Monday, March 12, 2018

Updating an old blog

Jaclyn LaPlaca Ricords works as a Learning Consultant for d'Vinci International, a company that purports to assist teachers improve their performance.

Years before Jaclyn worked for d'Vinci, she worked for Marywood University as a history professor. Her story is below:

As I've indicated before, I don't talk about my workplace too often, but this is a sad story.

Last year was my first year at Marywood. During the fall semester, the group of new faculty would go out from time to time. One of those new faculty was a new history professor, Jaclyn LaPlaca. She had previously taught at Kent State-Stark, and had her master's and doctorate from Oxford.

Jaclyn really was doing well at Marywood. Students loved her. She accompanied students to Guatemala for a service-learning trip. She had begun a major oral history project of Scranton-area World War II veterans, getting their recollections on video, and having a public presentation of their remembrances.

Unfortunately, Jaclyn won't be back at Marywood this year. Turns out, according to the principal (provost) at Oxford, LaPlaca was never granted a doctoral-level degree and her master's-level degree was revoked when she was found guilty of plagiarism. Because of the plagiarism, Oxford expelled LaPlaca.

How Jaclyn was able to get the job at Kent State-Stark is a bit murky. Oxford provides certificates, not transcripts, of graduate work. Apparently, Jaclyn included a copy of her Doctorate of Philosophy certificate from Oxford, their equivalent of a doctorate degree, when she accepted the position at Kent State. When she applied, she said she had defended her thesis and was waiting for faculty approval. Instead, Oxford had asked Jaclyn to return the certificate they had given her before she was expelled, but she had not. It is unclear how she had such a document in the first place.

Just as Jaclyn was leaving Kent State-Stark, someone at the Stark campus had anonymously contacted Oxford questioning her degree completion, Frances Lannon, the principal at Oxford, contacted Gayle Ormiston, Kent State's associate provost for faculty affairs, in August 2005 to inform him that Jaclyn did not have any graduate degrees from Oxford. Ormiston did not take any action against Jaclyn, or even inform Marywood at the time. The story broke in the Kent State newspaper, the Daily Kent Stater, about six weeks ago. Normally, no one would notice a student newspaper during the summer, but Kent State's is online. Shortly afterwards, even Marywood students were submitting comments about Jaclyn's story to the Daily Kent Stater website (welcome to the Internet Age!). Once the story became that public, Jaclyn's fate was sealed.

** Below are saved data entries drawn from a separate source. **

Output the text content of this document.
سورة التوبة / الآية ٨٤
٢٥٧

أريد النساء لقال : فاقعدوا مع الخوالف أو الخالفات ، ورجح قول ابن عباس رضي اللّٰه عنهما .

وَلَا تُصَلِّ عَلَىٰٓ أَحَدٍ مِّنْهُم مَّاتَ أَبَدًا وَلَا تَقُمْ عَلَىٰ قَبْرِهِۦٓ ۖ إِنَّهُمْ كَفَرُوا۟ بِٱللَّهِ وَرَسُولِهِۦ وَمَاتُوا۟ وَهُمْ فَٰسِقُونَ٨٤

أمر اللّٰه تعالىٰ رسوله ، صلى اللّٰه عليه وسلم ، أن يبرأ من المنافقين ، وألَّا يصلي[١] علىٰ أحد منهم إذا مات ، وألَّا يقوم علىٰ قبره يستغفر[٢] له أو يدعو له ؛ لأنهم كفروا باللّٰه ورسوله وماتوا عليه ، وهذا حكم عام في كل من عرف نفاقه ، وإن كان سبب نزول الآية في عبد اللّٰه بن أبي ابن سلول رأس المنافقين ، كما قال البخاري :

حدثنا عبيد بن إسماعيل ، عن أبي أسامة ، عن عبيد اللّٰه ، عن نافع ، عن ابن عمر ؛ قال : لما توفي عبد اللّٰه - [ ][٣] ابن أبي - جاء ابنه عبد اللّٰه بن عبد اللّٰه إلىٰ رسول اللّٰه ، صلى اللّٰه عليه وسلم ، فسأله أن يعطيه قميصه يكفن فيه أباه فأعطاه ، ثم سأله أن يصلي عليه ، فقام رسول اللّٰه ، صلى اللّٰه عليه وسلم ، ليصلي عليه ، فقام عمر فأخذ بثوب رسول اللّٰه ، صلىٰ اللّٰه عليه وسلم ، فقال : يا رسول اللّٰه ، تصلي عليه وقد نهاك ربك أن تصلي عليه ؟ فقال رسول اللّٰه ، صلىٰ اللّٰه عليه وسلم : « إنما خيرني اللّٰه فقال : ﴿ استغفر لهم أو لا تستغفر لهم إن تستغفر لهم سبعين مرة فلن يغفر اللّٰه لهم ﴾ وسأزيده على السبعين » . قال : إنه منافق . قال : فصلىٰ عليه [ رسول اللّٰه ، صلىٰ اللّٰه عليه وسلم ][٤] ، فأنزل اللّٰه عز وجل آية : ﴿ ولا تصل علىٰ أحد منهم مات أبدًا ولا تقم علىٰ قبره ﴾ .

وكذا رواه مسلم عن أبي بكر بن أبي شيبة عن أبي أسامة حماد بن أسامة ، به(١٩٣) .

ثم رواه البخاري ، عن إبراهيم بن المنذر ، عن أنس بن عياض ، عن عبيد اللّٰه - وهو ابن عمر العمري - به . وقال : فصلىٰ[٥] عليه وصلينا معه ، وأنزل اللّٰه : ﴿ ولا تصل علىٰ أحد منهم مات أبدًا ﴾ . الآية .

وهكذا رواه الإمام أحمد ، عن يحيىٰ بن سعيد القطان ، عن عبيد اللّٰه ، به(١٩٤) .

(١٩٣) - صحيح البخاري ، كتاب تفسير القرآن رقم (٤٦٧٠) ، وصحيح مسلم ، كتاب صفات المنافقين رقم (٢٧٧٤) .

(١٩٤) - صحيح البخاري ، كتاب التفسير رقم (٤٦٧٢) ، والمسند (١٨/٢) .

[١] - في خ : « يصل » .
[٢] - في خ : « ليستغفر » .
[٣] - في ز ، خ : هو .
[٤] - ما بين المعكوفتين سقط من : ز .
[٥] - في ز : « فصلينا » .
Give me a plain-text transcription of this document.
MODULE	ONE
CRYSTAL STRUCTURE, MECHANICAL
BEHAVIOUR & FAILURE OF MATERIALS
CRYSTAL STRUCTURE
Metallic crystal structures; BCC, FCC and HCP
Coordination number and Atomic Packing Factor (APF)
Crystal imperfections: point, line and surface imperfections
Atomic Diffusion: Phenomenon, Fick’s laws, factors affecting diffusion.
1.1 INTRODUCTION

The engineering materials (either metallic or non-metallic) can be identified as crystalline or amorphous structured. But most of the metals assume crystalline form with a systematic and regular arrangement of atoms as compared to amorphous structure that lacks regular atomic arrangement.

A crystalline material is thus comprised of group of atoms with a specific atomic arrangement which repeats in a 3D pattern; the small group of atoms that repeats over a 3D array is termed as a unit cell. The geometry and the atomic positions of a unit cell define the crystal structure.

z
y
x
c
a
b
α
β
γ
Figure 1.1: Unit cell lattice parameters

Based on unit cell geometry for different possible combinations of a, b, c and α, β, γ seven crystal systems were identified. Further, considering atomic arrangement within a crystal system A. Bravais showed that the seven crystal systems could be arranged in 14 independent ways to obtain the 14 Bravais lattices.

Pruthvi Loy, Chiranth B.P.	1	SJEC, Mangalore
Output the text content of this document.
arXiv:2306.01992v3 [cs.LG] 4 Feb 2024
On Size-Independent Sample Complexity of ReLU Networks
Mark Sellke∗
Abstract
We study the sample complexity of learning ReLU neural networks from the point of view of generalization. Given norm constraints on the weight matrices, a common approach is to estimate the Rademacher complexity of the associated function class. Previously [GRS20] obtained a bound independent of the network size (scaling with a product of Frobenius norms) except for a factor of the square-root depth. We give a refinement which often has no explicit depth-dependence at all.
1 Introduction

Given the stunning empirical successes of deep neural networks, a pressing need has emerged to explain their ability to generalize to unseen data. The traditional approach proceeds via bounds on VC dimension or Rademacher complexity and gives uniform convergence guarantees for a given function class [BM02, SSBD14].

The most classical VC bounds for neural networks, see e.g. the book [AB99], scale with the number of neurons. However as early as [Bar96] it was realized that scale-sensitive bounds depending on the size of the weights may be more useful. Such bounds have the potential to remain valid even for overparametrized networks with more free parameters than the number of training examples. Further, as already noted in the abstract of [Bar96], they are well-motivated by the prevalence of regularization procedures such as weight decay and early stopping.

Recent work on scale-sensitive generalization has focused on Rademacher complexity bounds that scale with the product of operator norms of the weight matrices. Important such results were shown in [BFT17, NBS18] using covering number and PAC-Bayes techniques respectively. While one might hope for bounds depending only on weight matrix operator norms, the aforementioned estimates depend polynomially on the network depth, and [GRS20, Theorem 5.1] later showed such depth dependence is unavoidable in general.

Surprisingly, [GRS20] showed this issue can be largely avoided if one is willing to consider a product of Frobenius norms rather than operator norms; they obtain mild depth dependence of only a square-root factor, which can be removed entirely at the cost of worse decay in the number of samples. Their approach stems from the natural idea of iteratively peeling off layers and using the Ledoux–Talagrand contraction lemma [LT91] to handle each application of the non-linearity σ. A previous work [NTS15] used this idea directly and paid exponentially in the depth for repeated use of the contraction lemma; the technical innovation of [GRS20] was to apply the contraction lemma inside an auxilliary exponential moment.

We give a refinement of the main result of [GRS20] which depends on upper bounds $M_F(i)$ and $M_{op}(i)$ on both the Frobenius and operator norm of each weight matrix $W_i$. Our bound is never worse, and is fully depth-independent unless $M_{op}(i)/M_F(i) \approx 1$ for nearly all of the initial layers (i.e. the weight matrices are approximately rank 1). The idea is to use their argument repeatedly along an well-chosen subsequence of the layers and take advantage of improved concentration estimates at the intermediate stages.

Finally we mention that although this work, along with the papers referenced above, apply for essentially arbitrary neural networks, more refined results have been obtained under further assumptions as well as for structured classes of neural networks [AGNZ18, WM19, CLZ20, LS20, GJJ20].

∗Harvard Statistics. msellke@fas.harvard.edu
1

I want to shout at her, "What were you thinking? Did you really think you could get away with it? How fair is it that you had a tenure track job in a field where many with legitimate credentials are having to teach adjunct at two-three schools just to make ends meet?"

Then again, what else was she to do? She either kept up the ruse or gave up her career. She was desperate.

The softie in me wishes there was some way to keep her -- reduce her in rank to instructor, take her off the tenure track, cut her salary, etc. Of course, that's impossible. It would be a terrible message to students -- both the fabrication of her credentials and the plagiarism.

It's too bad that someone who had so much promise finds her career in tatters.